Josué Montello, há pouco desaparecido e de quem falei, no dia de seu desaparecimento, na sessão ordinária do Conselho de Cultura, para prestar-lhe, pela sua passagem a homenagem de minha admiração, ao contrário de todos os que aqui referi, se constitui sempre, ao longo de uma vida e de uma obra das mais significativas de nossa literatura e da própria cultura brasileira, uma personalidade translúcida.

Tendo estreado, Janelas Fechadas, em 1947, quando o chamado romance de 30 ou de documentação social da vida nordestina ainda, era considerado o grande repositório da vida brasileira, motivo de inspiração que ainda era da geração subseqüente, como Norberto Sales, com Cascalho, por sinal que um grande livro, ou o piauiense Permino Asfora, com Noite Grande  e Fogo Verde, preferiu o autor de Labirinto de Espelhos enveredas por outro caminho, o do romance urbano.
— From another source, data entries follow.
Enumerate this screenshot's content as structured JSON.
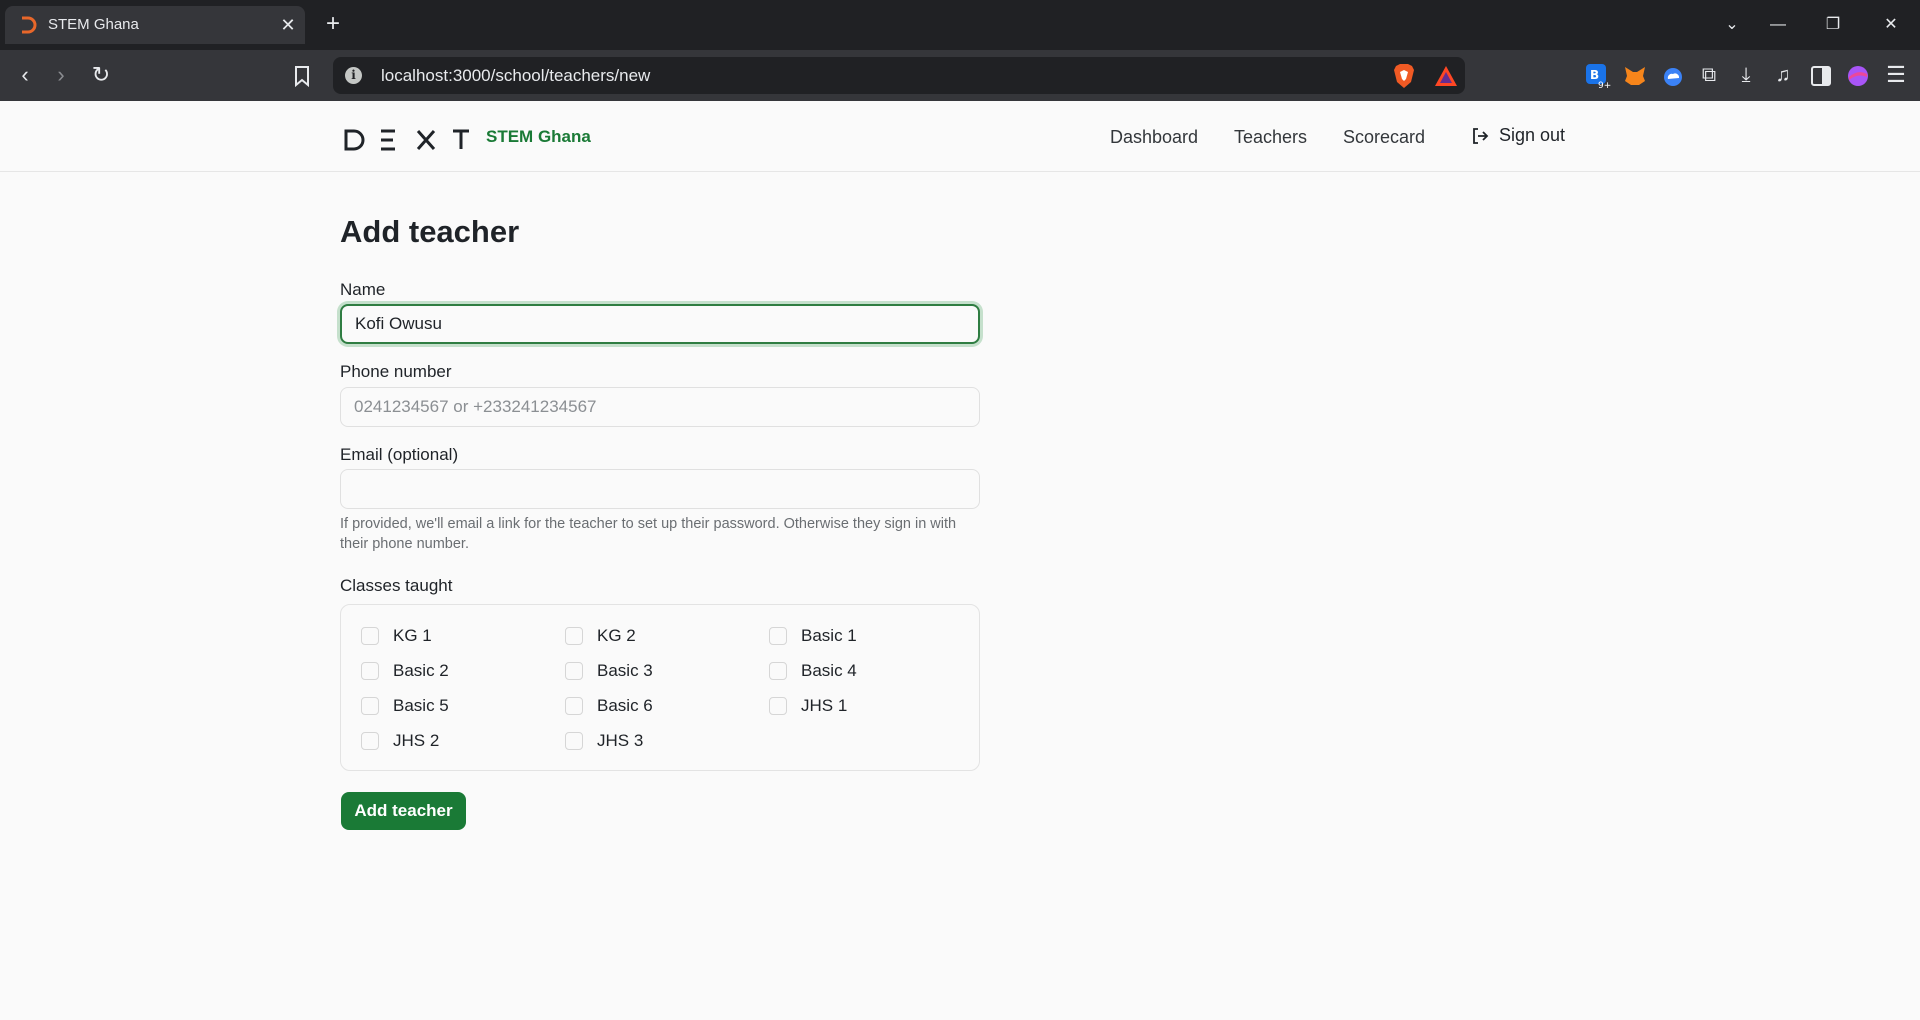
{
  "browser": {
    "tab_title": "STEM Ghana",
    "url": "localhost:3000/school/teachers/new",
    "extension_badge": "9+"
  },
  "header": {
    "logo_letters": [
      "D",
      "E",
      "X",
      "T"
    ],
    "brand": "STEM Ghana",
    "nav": [
      "Dashboard",
      "Teachers",
      "Scorecard"
    ],
    "signout": "Sign out"
  },
  "form": {
    "title": "Add teacher",
    "name_label": "Name",
    "name_value": "Kofi Owusu",
    "phone_label": "Phone number",
    "phone_placeholder": "0241234567 or +233241234567",
    "email_label": "Email (optional)",
    "email_value": "",
    "email_help": "If provided, we'll email a link for the teacher to set up their password. Otherwise they sign in with their phone number.",
    "classes_label": "Classes taught",
    "classes": [
      "KG 1",
      "KG 2",
      "Basic 1",
      "Basic 2",
      "Basic 3",
      "Basic 4",
      "Basic 5",
      "Basic 6",
      "JHS 1",
      "JHS 2",
      "JHS 3"
    ],
    "submit": "Add teacher"
  },
  "colors": {
    "brand_green": "#1a7a36",
    "tab_bar": "#202124",
    "toolbar": "#35363a"
  }
}
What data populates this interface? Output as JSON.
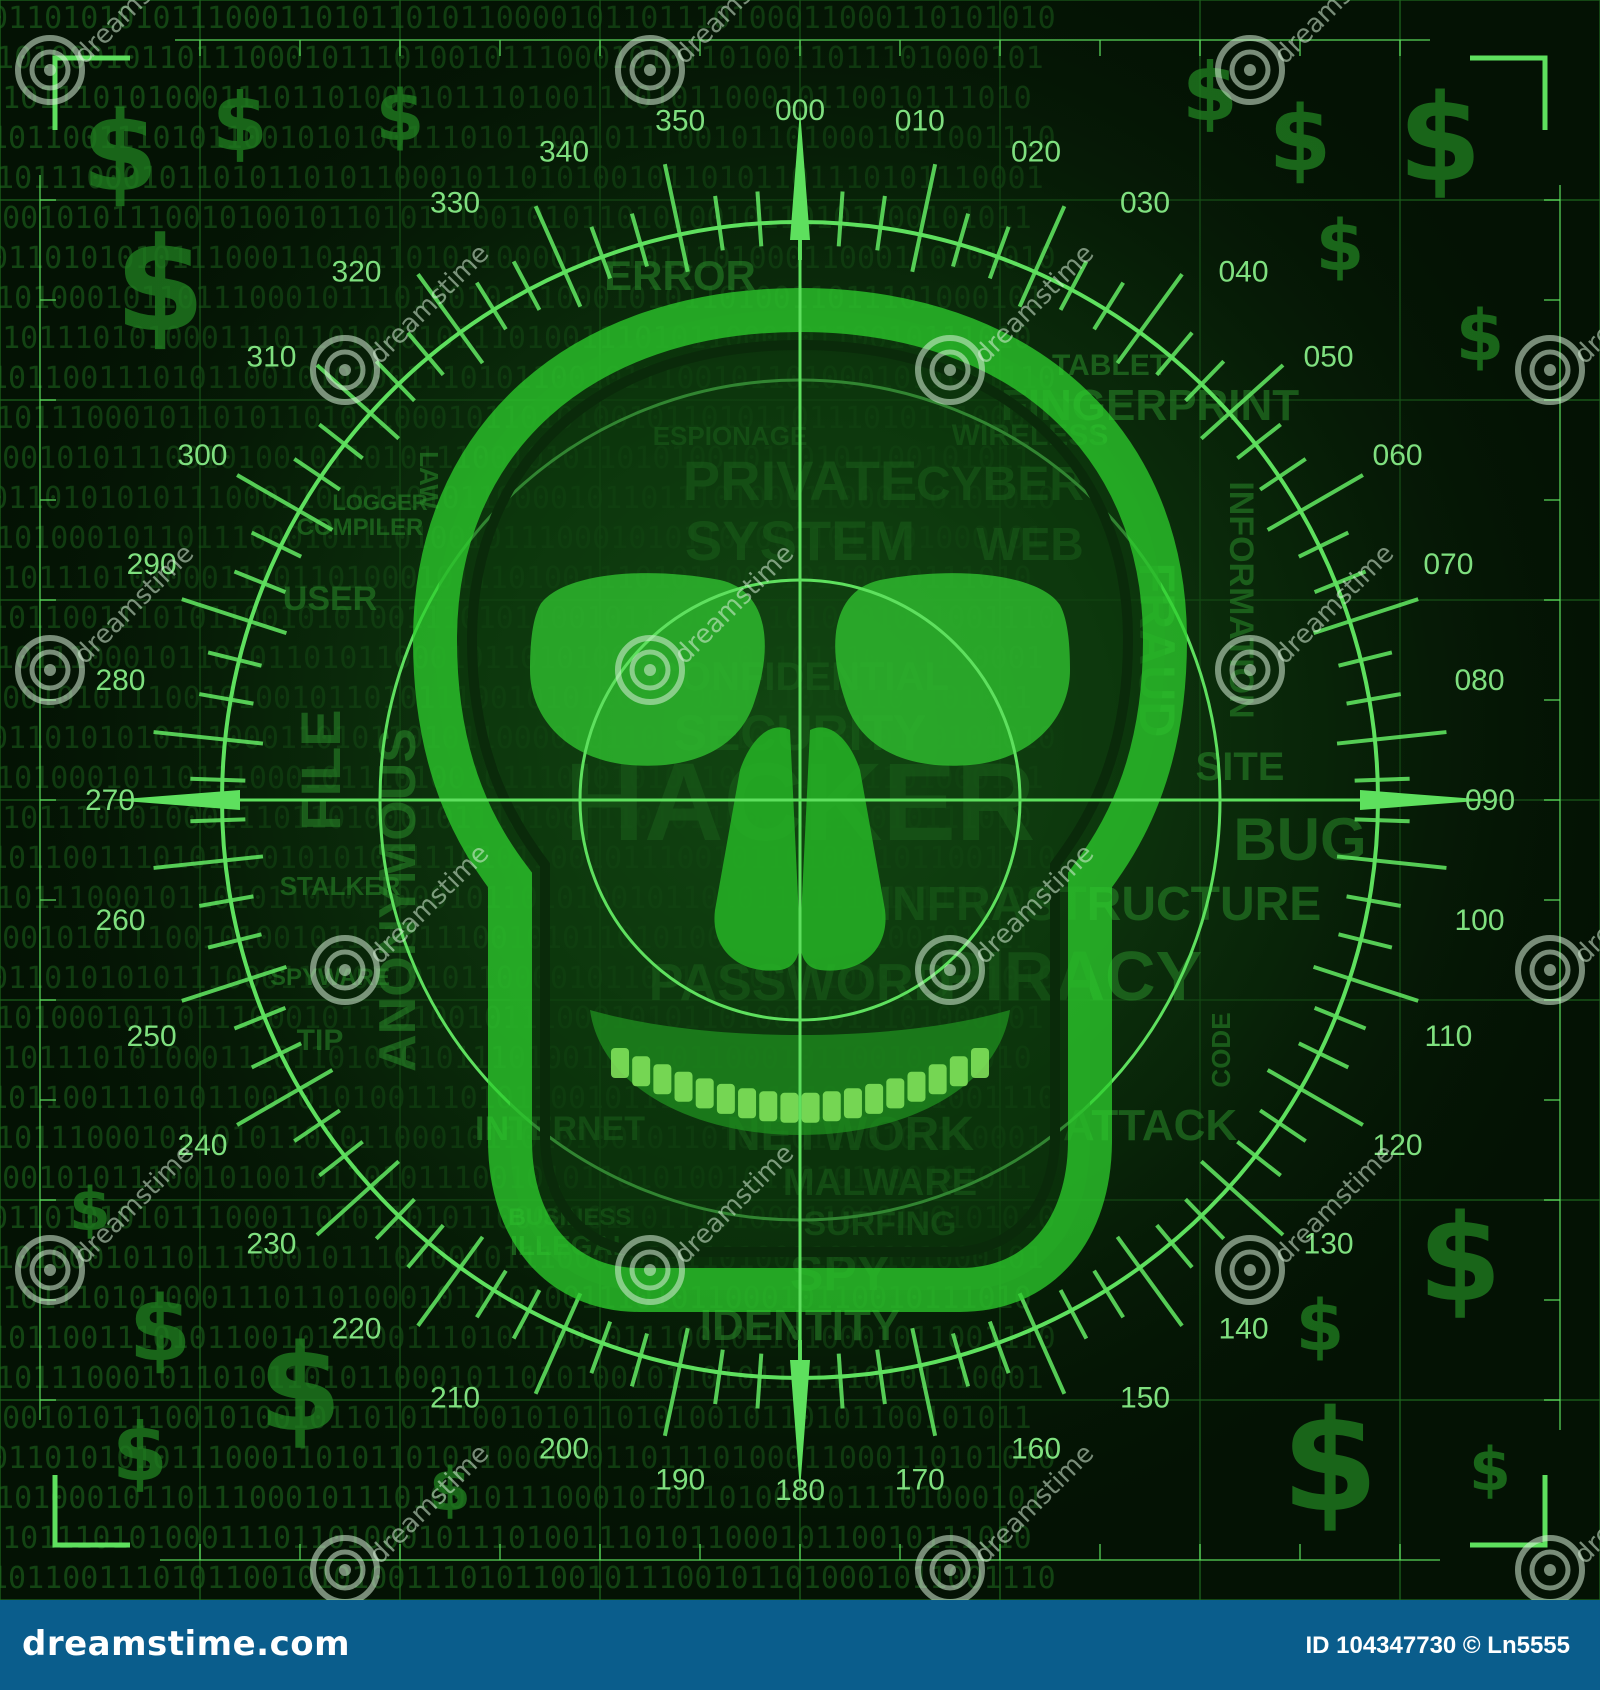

Este já possuía notáveis antecedentes em Manuel Antônio de Almeida, com as Memórias de um Sargento de Milícias, que considero fundador da nossa romancística, tal a força e o poder de expressão dessa narrativa, no romantismo, Joaquim Manuel de Macedo, José de Alencar, como seus admiráveis perfis de Mulheres (Senhora, Diva, Lucíola e tantos outros), Machado de Assis, o maior de todos eles, Lima Barreto e Marques Rebelo.

Josué Montello inicia assim por esse caminho a sua trajetória de romancística, dos maiores de nosso país e de nosso tempo, ao reconstruir “o viver e crer”, como diria Alexandre Herculano de uma cidade das mais representativas de formação social do Brasil, São Luís do Maranhão. E assim nos lega uma obra monumental, em que não são poucos os momentos de grandeza, através de obras que constituem hoje patrimônio daquela cidade, com a sua paisagem histórica, patrimônio que são da cultura brasileira.Dentre elas merecem especial destaque Os Tambores de São Luís, por nele haver fixado a história da escravidão negra, no Brasil, em um de seus locais de maior presença. Através do velho Damião, fixa ele o perfil de três gerações de afro-descendentes. Iniciando-se quando vai o protagonista assistir ao nascimento do neto, reconstitui no espaço de um dia a vida e os mo.... de uma comunidade das mais ricas em valores humanos, fértil em acontecimentos e episódios que fundamente a marcam no decurso do tempo. A Noite sobre Alcântara, com o qual reconstitui a cidade histórica do outro lado da baia de São Marcos, outra obra-prima sua: Os Degraus do Paraíso; A Longa Vida do Major Taborda, Pedra Viva, e muitos outros. Constituem as mais perfeitas realizações literárias no domínio da arte romanesca daquele que, pelo estilo literário, certamente se alteia até Machado de Assis e aos cânones da língua portuguesa. Aliás, não é minha apenas esta opinião. Manuel Bandeira já o disse ser esta a primeira qualidade Josué Montello, revelada desde as primeiras linhas. Uma escrita que como a de Machado de Assis, pouco passada a limpo. Ou a de Wilson Martins ao considera-lo o único escritor contemporâneo aparentado com o autor de Dom Casmurro.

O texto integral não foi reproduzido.